Little did Lehi’s Kim Coffin know, her “hobby blog” would eventually lead her husband (who was working 80 hours a week) to quit two high-paying jobs in the tech sector to work for her as the company’s COO.
“Sewing and crafting would give me a ‘win,’ which was something I really needed at the time,” Kim says.
Wanting to have her hobby pay for itself, she looked into monetizing her blog, utilizing instructional videos still novel at the time. Her website and social media following began to grow. The Sweet Red Poppy brand became a national leader among crafters and sewers.
Then COVID-19 hit the country hard.
But Sweet Red Poppies grew well under COVID conditions.
“One of the things I’ve prided myself on is trend spotting,” Kim says. “You have to see an opportunity coming and jump on it quickly.”
For Kim, that opportunity came in the form of masks.

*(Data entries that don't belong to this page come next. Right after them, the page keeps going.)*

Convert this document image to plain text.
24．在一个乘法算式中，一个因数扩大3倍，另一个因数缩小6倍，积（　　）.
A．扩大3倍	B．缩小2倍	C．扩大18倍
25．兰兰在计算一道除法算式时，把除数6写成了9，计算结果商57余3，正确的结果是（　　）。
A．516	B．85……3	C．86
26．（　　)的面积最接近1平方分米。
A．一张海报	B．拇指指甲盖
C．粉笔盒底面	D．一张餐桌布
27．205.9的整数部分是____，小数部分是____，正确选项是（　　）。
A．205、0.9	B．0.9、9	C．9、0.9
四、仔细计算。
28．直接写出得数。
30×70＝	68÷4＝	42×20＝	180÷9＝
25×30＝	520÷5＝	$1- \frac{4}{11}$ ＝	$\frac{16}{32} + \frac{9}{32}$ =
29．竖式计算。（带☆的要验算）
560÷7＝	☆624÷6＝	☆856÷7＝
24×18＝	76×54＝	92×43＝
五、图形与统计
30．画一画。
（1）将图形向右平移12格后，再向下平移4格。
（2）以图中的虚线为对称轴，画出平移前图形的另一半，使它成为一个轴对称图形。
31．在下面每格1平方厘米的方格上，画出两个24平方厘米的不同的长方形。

She posted a free quality mask pattern online and — a million downloads later — Sweet Red Poppy was exploding.
Besides the need for masks, COVID also brought quarantine and isolation. People around the world ordered sewing machines and Cricut products to fill their days with creativity. They also watched Kim’s tutorial videos.

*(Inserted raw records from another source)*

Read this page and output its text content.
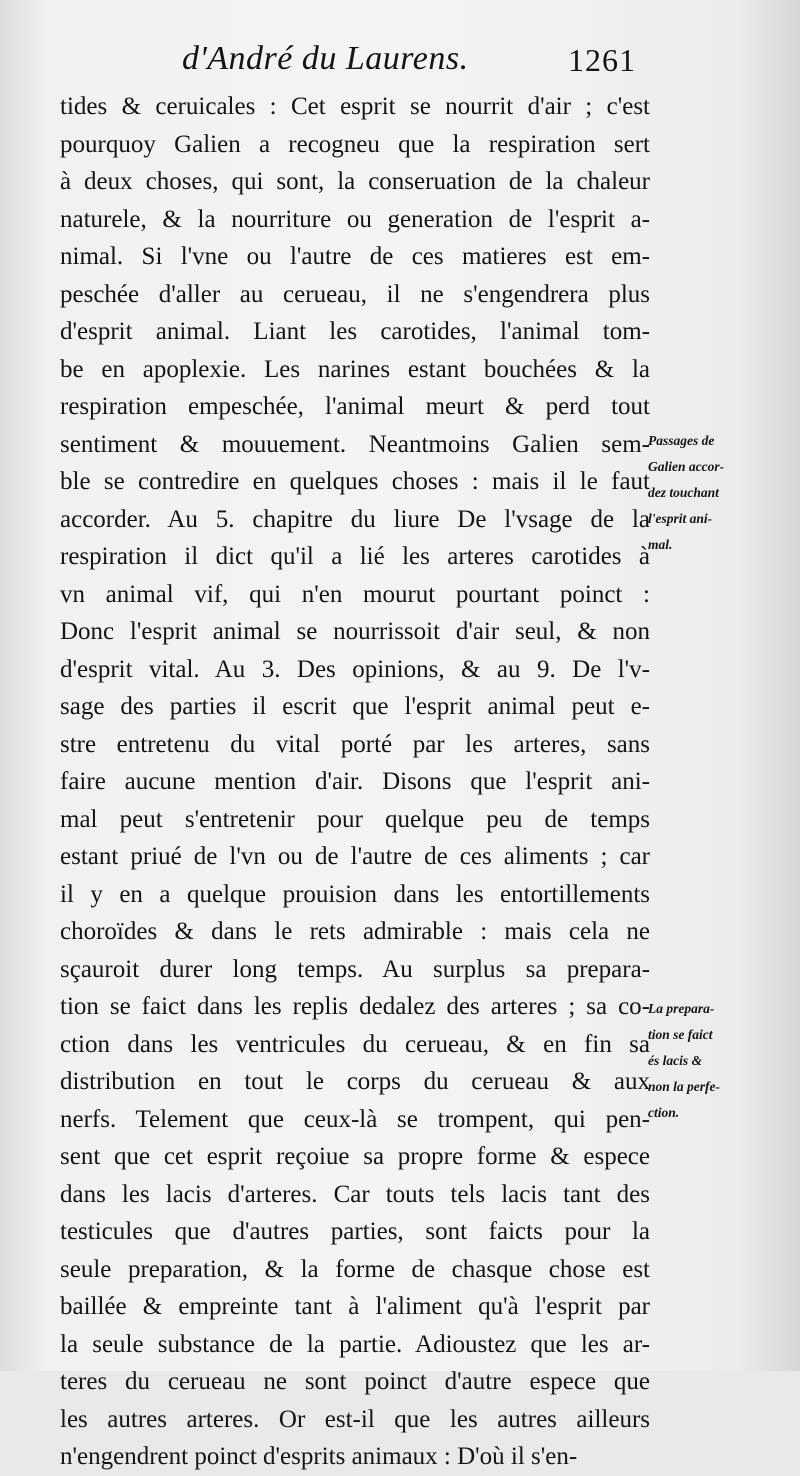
d'André du Laurens.	1261
tides & ceruicales : Cet esprit se nourrit d'air ; c'est
pourquoy Galien a recogneu que la respiration sert
à deux choses, qui sont, la conseruation de la chaleur
naturele, & la nourriture ou generation de l'esprit a-
nimal. Si l'vne ou l'autre de ces matieres est em-
peschée d'aller au cerueau, il ne s'engendrera plus
d'esprit animal. Liant les carotides, l'animal tom-
be en apoplexie. Les narines estant bouchées & la
respiration empeschée, l'animal meurt & perd tout
sentiment & mouuement. Neantmoins Galien sem-
ble se contredire en quelques choses : mais il le faut
accorder. Au 5. chapitre du liure De l'vsage de la
respiration il dict qu'il a lié les arteres carotides à
vn animal vif, qui n'en mourut pourtant poinct :
Donc l'esprit animal se nourrissoit d'air seul, & non
d'esprit vital. Au 3. Des opinions, & au 9. De l'v-
sage des parties il escrit que l'esprit animal peut e-
stre entretenu du vital porté par les arteres, sans
faire aucune mention d'air. Disons que l'esprit ani-
mal peut s'entretenir pour quelque peu de temps
estant priué de l'vn ou de l'autre de ces aliments ; car
il y en a quelque prouision dans les entortillements
choroïdes & dans le rets admirable : mais cela ne
sçauroit durer long temps. Au surplus sa prepara-
tion se faict dans les replis dedalez des arteres ; sa co-
ction dans les ventricules du cerueau, & en fin sa
distribution en tout le corps du cerueau & aux
nerfs. Telement que ceux-là se trompent, qui pen-
sent que cet esprit reçoiue sa propre forme & espece
dans les lacis d'arteres. Car touts tels lacis tant des
testicules que d'autres parties, sont faicts pour la
seule preparation, & la forme de chasque chose est
baillée & empreinte tant à l'aliment qu'à l'esprit par
la seule substance de la partie. Adioustez que les ar-
teres du cerueau ne sont poinct d'autre espece que
les autres arteres. Or est-il que les autres ailleurs
n'engendrent poinct d'esprits animaux : D'où il s'en-
Passages de
Galien accor-
dez touchant
l'esprit ani-
mal.
La prepara-
tion se faict
és lacis &
non la perfe-
ction.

“I was getting all of these questions about how to use the machines,” she says.
That’s when Josh chipped in with the idea of making an online course.
Kim wrote the course in June, filmed it in July and the 13-lesson course was ready for download in August.
With it came an interesting question.
“Kim asked me if I would quit my job and work for her if the course brought in $100,000 in the first week of launch,” he says. “On the second day after the launch, I could see it was going to happen, so I turned in my two-weeks notice.”
Now the couple works together in a designated studio in Lehi with Kim serving as the CEO and on-air talent. Josh is the COO, serving as “admin” to the digital world Kim created.
“We try to bring joy,” Kim says. “One of the things that drives me is a desire to bless the lives of women. I know what these projects did for me when I was having a hard time. I want to help others find joy, too.”